I sold the van with the lift in the back and acquired a two-door 1996 Ford Escort. Someone gave me their old skate skis, poles, and boots. I rented out rooms in my house and packed the Escort with winter clothes, a sleeping bag, and a tent (just in case). I arrived on Jan. 12, 2009, found a furnished room to rent on Jan. 13, bought a Nordic season pass at Mount Bachelor Ski Resort on Jan. 14, joined a yoga center on Jan. 15 and started some serious skiing, stretching, and sleeping. Sixty-five days of skiing, 70 yoga classes, and over 900 hours of sleep later, I felt that I’d had enough. I returned to Oakland on April 5 thinner, more flexible, well-rested.

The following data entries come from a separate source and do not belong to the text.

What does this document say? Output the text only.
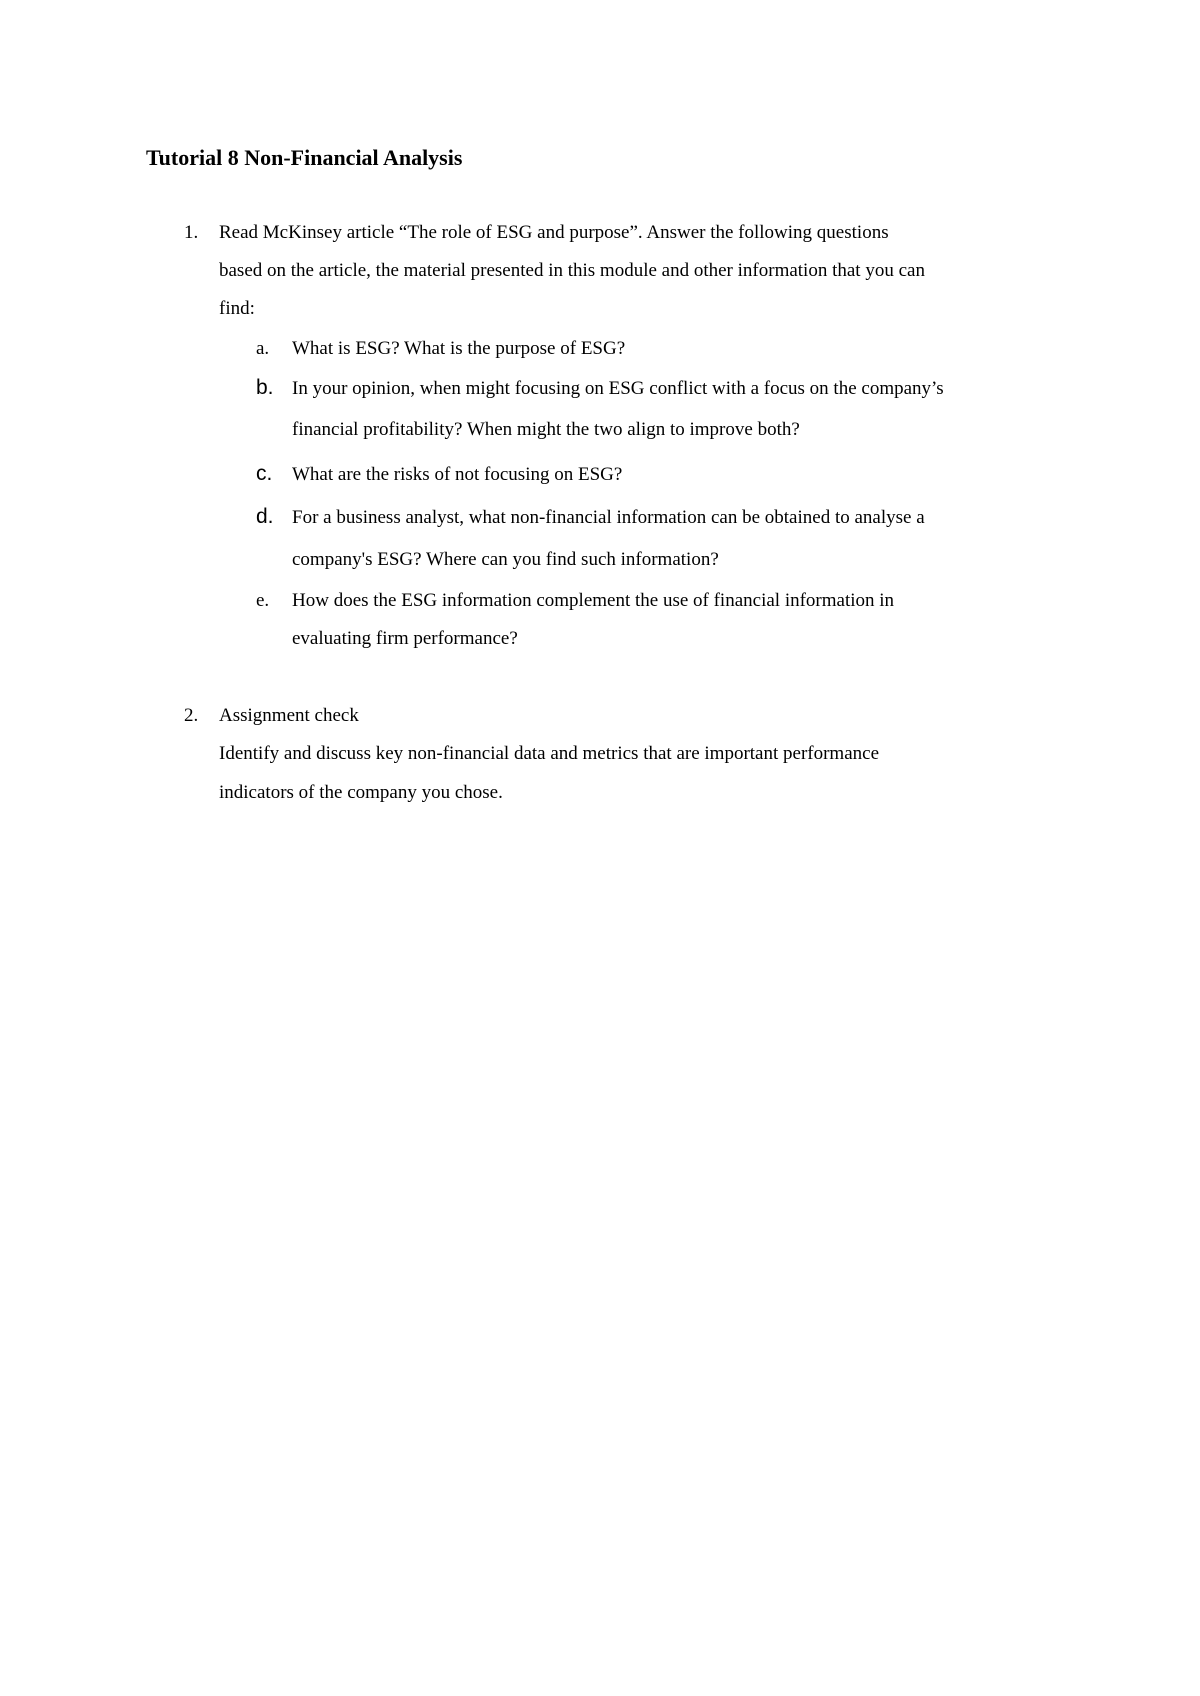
Tutorial 8 Non-Financial Analysis
1. Read McKinsey article “The role of ESG and purpose”. Answer the following questions
based on the article, the material presented in this module and other information that you can
find:
a. What is ESG? What is the purpose of ESG?
b. In your opinion, when might focusing on ESG conflict with a focus on the company’s
financial profitability? When might the two align to improve both?
c. What are the risks of not focusing on ESG?
d. For a business analyst, what non-financial information can be obtained to analyse a
company's ESG? Where can you find such information?
e. How does the ESG information complement the use of financial information in
evaluating firm performance?
2. Assignment check
Identify and discuss key non-financial data and metrics that are important performance
indicators of the company you chose.
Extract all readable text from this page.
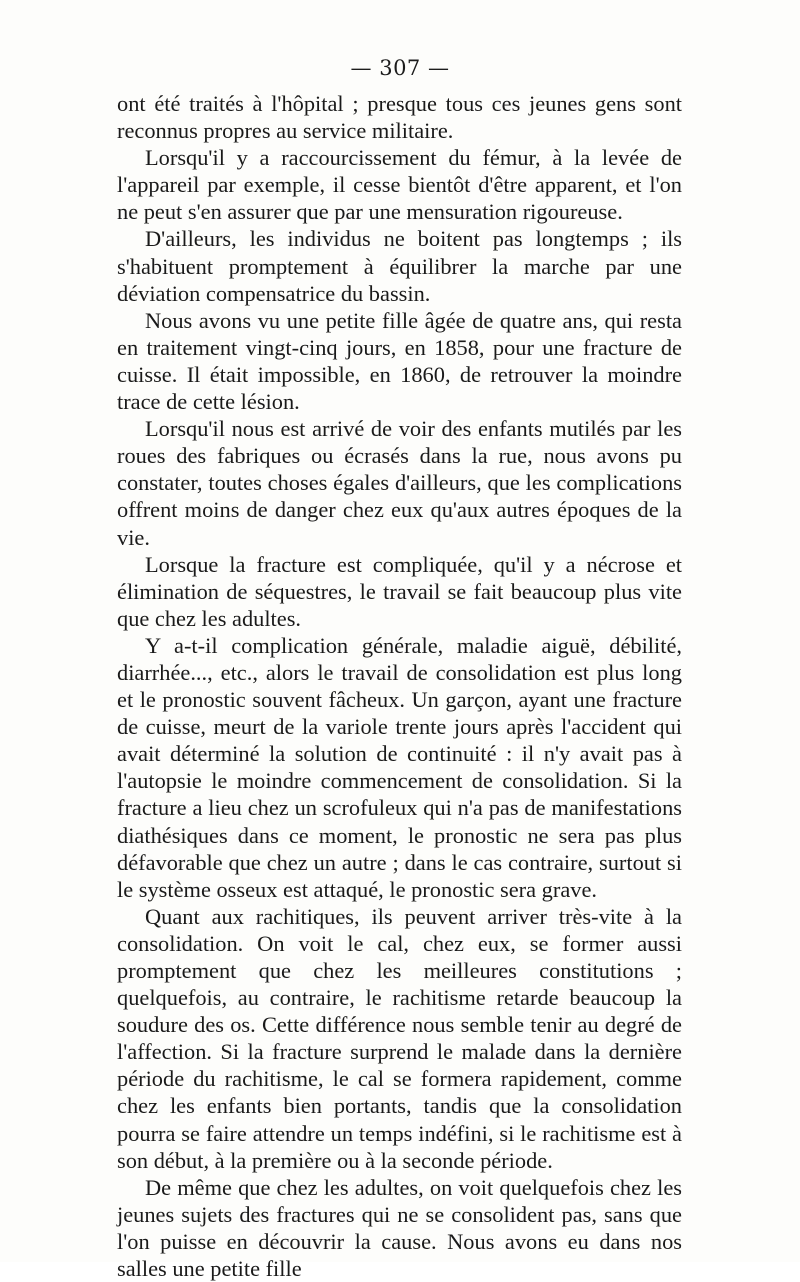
— 307 —

ont été traités à l'hôpital ; presque tous ces jeunes gens sont reconnus propres au service militaire.

Lorsqu'il y a raccourcissement du fémur, à la levée de l'appareil par exemple, il cesse bientôt d'être apparent, et l'on ne peut s'en assurer que par une mensuration rigoureuse.

D'ailleurs, les individus ne boitent pas longtemps ; ils s'habituent promptement à équilibrer la marche par une déviation compensatrice du bassin.

Nous avons vu une petite fille âgée de quatre ans, qui resta en traitement vingt-cinq jours, en 1858, pour une fracture de cuisse. Il était impossible, en 1860, de retrouver la moindre trace de cette lésion.

Lorsqu'il nous est arrivé de voir des enfants mutilés par les roues des fabriques ou écrasés dans la rue, nous avons pu constater, toutes choses égales d'ailleurs, que les complications offrent moins de danger chez eux qu'aux autres époques de la vie.

Lorsque la fracture est compliquée, qu'il y a nécrose et élimination de séquestres, le travail se fait beaucoup plus vite que chez les adultes.

Y a-t-il complication générale, maladie aiguë, débilité, diarrhée..., etc., alors le travail de consolidation est plus long et le pronostic souvent fâcheux. Un garçon, ayant une fracture de cuisse, meurt de la variole trente jours après l'accident qui avait déterminé la solution de continuité : il n'y avait pas à l'autopsie le moindre commencement de consolidation. Si la fracture a lieu chez un scrofuleux qui n'a pas de manifestations diathésiques dans ce moment, le pronostic ne sera pas plus défavorable que chez un autre ; dans le cas contraire, surtout si le système osseux est attaqué, le pronostic sera grave.

Quant aux rachitiques, ils peuvent arriver très-vite à la consolidation. On voit le cal, chez eux, se former aussi promptement que chez les meilleures constitutions ; quelquefois, au contraire, le rachitisme retarde beaucoup la soudure des os. Cette différence nous semble tenir au degré de l'affection. Si la fracture surprend le malade dans la dernière période du rachitisme, le cal se formera rapidement, comme chez les enfants bien portants, tandis que la consolidation pourra se faire attendre un temps indéfini, si le rachitisme est à son début, à la première ou à la seconde période.

De même que chez les adultes, on voit quelquefois chez les jeunes sujets des fractures qui ne se consolident pas, sans que l'on puisse en découvrir la cause. Nous avons eu dans nos salles une petite fille
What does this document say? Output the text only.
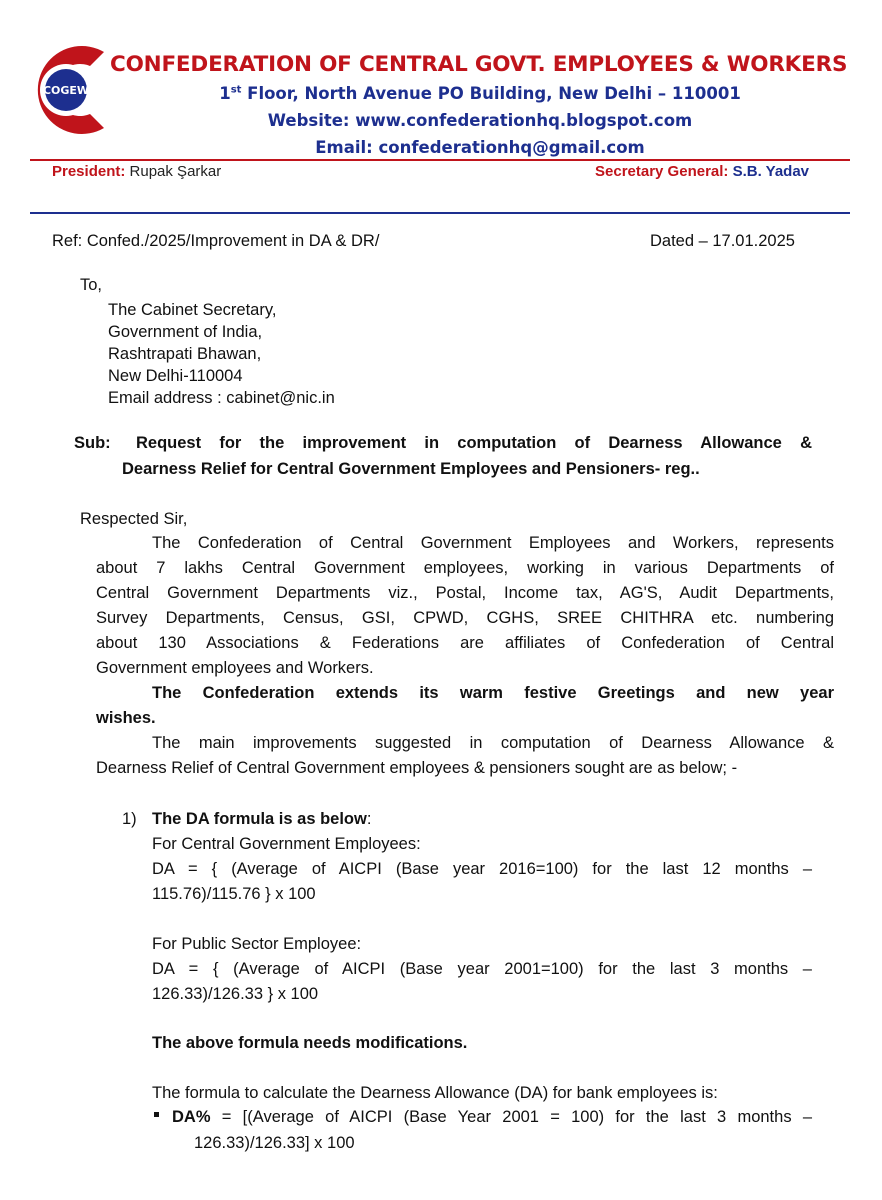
COGEW
CONFEDERATION OF CENTRAL GOVT. EMPLOYEES & WORKERS
1st Floor, North Avenue PO Building, New Delhi – 110001
Website: www.confederationhq.blogspot.com
Email: confederationhq@gmail.com
President: Rupak Şarkar	Secretary General: S.B. Yadav
Ref: Confed./2025/Improvement in DA & DR/	Dated – 17.01.2025
To,
The Cabinet Secretary,
Government of India,
Rashtrapati Bhawan,
New Delhi-110004
Email address : cabinet@nic.in
Sub: Request for the improvement in computation of Dearness Allowance &
Dearness Relief for Central Government Employees and Pensioners- reg..
Respected Sir,
The Confederation of Central Government Employees and Workers, represents
about 7 lakhs Central Government employees, working in various Departments of
Central Government Departments viz., Postal, Income tax, AG'S, Audit Departments,
Survey Departments, Census, GSI, CPWD, CGHS, SREE CHITHRA etc. numbering
about 130 Associations & Federations are affiliates of Confederation of Central
Government employees and Workers.
The Confederation extends its warm festive Greetings and new year
wishes.
The main improvements suggested in computation of Dearness Allowance &
Dearness Relief of Central Government employees & pensioners sought are as below; -
1) The DA formula is as below:
For Central Government Employees:
DA = { (Average of AICPI (Base year 2016=100) for the last 12 months –
115.76)/115.76 } x 100
For Public Sector Employee:
DA = { (Average of AICPI (Base year 2001=100) for the last 3 months –
126.33)/126.33 } x 100
The above formula needs modifications.
The formula to calculate the Dearness Allowance (DA) for bank employees is:
DA% = [(Average of AICPI (Base Year 2001 = 100) for the last 3 months –
126.33)/126.33] x 100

Unlike Elizabeth Gilbert, I didn’t learn a new language, or reach nirvana (though I came pretty close the day I did five yoga classes in a row). I didn’t find a husband either, but I wasn’t really looking. But what I did learn was that at age 56 I could make some major changes in my life. I could move to another city and state. I could relearn a sport I once loved. I could (almost) stand on my head in yoga class, and recognize the difference between a skate ski V1 and V2. Maybe Elizabeth Gilbert can write a bestselling book, find a great new husband, and even stand on her head, but I really doubt that she could skate ski up Screamer, the half mile, steepest hill at the Nordic center. Me? I can do it without stopping.
Susan Parker is currently dividing her time between Oakland, a Nordic ski town in the West, an artist retreat center in the Northeast, and lovely Las Vegas. She will send periodic dispatches to the Planet about what life is like for an East Bay Flatlander in these far-off locations.